L’impossibilité de prévoir son rythme de travail
En application de cette dernière disposition, la jurisprudence considère que le contrat de travail à temps partiel doit être requalifié en contrat de travail à temps plein :
- Lorsque le salarié est placé dans l’impossibilité de prévoir à quel rythme il doit travailler et qu’il est ainsi, à la disposition de l’employeur, ce qui est le cas :
- Lorsqu’un employé a eu à subir des « variations importantes dans l’horaire de travail mensuel du salarié, ce dont il résultait que la durée exacte du travail convenue, qui ne pouvait résulter d’une moyenne calculée a posteriori n’était pas établie, et que le salarié s’était trouvé dans l’impossibilité de prévoir à quel rythme il devait travailler et dans l’obligation de se tenir en permanence à la disposition de l’employeur, peu important la faculté de refuser des missions. » (C.Cass, Soc, 31 janvier 2012, Pourvoi n° 10-27.599) ;
- Lorsque « la répartition des horaires était telle que le salarié travaillait six jours sur sept durant trois semaines avant de bénéficier d’une semaine de repos la quatrième semaine et d’une semaine de repos supplémentaire toutes les trente-six semaines et retenu qu’une telle répartition des horaires de travail n’était pas compatible avec un autre emploi à temps partiel et le contraignait nécessairement à demeurer constamment à la disposition de son employeur (C.Cass, Soc, 9 janvier 2008, pourvoi n° 06-44.458)

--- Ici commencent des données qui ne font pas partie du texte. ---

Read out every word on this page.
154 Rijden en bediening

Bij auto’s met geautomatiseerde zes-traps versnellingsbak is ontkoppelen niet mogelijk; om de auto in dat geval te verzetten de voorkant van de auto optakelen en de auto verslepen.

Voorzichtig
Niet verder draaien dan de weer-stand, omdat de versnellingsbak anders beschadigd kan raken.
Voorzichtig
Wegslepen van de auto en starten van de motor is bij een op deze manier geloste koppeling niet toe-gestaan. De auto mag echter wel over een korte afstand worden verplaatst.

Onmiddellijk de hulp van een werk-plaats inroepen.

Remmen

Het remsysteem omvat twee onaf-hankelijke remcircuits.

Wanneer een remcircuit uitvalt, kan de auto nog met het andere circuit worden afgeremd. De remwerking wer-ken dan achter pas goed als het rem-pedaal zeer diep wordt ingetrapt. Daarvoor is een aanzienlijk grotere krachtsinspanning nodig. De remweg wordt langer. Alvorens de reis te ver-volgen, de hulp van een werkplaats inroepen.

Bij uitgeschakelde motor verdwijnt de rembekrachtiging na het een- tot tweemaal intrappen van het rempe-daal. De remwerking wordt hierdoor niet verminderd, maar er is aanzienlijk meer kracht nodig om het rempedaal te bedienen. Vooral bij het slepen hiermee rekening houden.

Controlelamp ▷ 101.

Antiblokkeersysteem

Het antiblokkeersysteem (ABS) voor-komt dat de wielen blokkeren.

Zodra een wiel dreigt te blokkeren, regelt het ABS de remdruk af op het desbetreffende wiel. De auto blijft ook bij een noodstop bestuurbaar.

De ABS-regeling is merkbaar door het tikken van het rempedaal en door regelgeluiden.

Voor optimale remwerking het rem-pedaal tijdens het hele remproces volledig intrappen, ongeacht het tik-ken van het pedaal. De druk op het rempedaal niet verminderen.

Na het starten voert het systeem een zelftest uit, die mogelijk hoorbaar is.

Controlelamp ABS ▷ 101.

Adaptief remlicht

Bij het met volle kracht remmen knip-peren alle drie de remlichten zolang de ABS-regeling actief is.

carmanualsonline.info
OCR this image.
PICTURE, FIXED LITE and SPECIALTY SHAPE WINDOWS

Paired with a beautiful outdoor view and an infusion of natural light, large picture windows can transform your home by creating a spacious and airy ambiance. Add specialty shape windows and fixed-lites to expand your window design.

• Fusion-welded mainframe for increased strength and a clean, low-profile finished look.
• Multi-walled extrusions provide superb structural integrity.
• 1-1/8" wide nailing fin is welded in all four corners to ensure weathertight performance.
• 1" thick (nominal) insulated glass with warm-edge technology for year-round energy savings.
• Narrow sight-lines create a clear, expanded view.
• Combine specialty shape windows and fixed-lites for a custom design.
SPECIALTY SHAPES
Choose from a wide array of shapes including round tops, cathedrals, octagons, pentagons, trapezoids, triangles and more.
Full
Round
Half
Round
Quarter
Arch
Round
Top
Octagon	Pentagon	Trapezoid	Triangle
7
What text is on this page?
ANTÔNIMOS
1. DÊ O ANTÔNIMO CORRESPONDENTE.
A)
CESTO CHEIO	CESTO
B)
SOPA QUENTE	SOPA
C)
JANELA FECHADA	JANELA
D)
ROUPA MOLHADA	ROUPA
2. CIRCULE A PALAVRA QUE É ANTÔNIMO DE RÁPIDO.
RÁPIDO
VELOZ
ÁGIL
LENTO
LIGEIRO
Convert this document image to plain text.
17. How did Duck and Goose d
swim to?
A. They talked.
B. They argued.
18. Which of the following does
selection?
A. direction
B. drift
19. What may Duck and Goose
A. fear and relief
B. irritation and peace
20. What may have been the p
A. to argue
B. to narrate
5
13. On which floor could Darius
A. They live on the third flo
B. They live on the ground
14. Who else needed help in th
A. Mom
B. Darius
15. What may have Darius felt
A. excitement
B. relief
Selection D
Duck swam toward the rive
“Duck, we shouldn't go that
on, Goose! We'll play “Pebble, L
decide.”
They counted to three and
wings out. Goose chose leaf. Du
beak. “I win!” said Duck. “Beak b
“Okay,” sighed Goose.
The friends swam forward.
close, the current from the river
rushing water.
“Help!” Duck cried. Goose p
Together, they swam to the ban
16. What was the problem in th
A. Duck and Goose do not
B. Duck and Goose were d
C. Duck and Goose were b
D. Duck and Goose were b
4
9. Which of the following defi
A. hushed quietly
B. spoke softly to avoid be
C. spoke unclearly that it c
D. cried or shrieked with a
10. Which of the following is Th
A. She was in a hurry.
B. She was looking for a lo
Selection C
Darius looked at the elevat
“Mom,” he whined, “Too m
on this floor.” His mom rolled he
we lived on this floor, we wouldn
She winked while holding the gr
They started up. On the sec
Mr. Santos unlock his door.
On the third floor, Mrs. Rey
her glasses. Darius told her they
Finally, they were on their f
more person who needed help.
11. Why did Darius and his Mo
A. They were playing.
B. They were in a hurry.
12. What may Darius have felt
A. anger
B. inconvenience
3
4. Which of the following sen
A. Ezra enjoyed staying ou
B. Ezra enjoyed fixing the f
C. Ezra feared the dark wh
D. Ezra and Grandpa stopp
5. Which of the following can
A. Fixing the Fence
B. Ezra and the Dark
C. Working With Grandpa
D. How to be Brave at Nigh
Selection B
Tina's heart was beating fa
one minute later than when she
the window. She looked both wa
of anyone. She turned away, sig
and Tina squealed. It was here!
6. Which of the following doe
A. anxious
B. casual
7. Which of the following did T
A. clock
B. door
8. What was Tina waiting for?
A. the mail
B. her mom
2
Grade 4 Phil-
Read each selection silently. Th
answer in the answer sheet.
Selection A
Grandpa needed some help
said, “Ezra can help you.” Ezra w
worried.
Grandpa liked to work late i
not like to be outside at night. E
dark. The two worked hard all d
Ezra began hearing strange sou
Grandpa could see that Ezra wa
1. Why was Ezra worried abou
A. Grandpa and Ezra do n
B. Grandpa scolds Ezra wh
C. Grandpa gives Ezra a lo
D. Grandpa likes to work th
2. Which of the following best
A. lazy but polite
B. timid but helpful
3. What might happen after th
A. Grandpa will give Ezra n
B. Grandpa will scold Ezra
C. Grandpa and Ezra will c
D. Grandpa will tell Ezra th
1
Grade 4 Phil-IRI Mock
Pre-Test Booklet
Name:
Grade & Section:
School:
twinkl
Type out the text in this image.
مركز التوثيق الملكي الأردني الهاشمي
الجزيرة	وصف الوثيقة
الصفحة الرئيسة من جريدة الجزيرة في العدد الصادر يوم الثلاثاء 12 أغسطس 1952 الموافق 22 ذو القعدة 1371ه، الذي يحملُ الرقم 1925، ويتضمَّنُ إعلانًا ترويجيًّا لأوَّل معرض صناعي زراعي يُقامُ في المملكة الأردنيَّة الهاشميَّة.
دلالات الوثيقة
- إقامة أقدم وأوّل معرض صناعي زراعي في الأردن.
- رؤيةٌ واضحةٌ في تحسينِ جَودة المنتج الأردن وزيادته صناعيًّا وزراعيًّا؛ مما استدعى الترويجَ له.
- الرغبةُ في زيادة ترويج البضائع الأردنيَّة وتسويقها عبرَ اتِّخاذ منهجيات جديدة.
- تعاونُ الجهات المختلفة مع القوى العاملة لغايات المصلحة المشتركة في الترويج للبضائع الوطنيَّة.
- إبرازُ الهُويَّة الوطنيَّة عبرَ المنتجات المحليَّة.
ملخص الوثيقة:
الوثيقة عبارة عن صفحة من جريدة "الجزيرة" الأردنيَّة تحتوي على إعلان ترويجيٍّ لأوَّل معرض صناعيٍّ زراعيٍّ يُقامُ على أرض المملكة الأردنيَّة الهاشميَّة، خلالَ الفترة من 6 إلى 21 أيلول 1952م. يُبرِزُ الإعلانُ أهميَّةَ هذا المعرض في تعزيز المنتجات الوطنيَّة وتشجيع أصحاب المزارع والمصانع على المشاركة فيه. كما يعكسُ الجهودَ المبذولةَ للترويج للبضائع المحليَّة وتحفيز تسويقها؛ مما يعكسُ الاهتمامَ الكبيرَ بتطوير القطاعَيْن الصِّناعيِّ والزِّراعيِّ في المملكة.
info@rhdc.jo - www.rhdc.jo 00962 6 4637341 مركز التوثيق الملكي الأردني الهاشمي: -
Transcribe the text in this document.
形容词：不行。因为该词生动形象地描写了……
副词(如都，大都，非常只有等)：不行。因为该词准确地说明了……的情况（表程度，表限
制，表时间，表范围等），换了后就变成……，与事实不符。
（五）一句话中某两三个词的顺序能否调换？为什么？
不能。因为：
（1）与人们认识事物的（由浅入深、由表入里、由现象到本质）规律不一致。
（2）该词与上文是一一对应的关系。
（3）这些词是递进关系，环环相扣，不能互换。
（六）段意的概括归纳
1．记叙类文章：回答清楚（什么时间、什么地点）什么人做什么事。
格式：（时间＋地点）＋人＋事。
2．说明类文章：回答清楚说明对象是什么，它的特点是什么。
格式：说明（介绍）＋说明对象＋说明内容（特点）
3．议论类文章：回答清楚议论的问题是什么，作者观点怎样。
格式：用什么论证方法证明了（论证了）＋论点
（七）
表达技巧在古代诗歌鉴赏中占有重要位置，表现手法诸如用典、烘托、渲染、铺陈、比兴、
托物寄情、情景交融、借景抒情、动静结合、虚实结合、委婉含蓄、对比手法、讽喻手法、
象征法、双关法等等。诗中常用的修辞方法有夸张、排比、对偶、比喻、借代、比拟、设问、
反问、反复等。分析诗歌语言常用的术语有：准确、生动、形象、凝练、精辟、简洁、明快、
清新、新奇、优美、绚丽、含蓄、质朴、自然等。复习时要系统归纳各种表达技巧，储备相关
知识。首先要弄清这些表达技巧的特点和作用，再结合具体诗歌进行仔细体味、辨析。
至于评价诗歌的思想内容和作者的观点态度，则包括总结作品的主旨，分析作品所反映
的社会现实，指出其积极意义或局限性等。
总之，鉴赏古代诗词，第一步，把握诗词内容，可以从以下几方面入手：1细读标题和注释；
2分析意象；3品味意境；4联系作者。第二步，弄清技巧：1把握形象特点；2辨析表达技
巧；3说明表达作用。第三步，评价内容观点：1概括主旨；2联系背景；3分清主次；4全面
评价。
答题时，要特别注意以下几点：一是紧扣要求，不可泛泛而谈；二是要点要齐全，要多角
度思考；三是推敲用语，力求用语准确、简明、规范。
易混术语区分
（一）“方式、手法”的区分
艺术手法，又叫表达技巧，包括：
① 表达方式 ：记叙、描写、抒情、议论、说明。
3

- En « l’absence de respect du délai de prévenance prévu par l’article L. 3123-21 du code du travail […] » (C.Cass, Soc, 27 mars 2019, pourvoi n° 17-21.833)
- Lorsque « les horaires de travail du salarié à temps partiel variaient constamment et que la durée du travail convenue était fréquemment dépassée, sans que l’employeur ne justifie du respect du délai de prévenance contractuel, en sorte que, compte tenu de l’incertitude avérée de ses horaires de travail, le salarié était contraint de demeurer à la disposition permanente de l’employeur (C.Cass, 27 mars 2019, pourvoi n° 16-28.774)
L’intérêt de faire requalifier un contrat de travail à temps partiel en contrat à temps plein
L’intérêt de faire requalifier un contrat de travail à temps partiel en contrat à temps plein est, entre autres, d’obtenir au titre des rappels de salaires sur les trois dernières années de travail et autres indemnités :
- la différence entre ce qui a été versé au salarié, et un salaire sur la base d’un temps plein ;
- l’indemnité forfaitaire de travail dissimulé lorsque la dissimulation des heures faites en plus était intentionnelle ;
- des indemnités de fin de contrat (licenciement sans cause réelle et sérieuse, indemnité de licenciement, indemnité de préavis et de congés payés non pris…) calculées sur la base d’un salaire à temps plein reconstitué et non sur la base du salaire qui a été versé.
Il est à noter que le non-règlement des heures supplémentaires ou complémentaires, dont le nombre et la fréquence ou l’absence d’encadrement peuvent donner lieu à requalification du contrat de travail à temps partiel en contrat à temps plein, peut justifier une rupture du contrat de travail par le salarié lui-même, le cas échéant, aux torts de l’employeur.
Il s’agit d’une prise d’acte. L’opération étant audacieuse, il convient d’être accompagné en amont par un avocat afin de réaliser l’opération de façon régulière.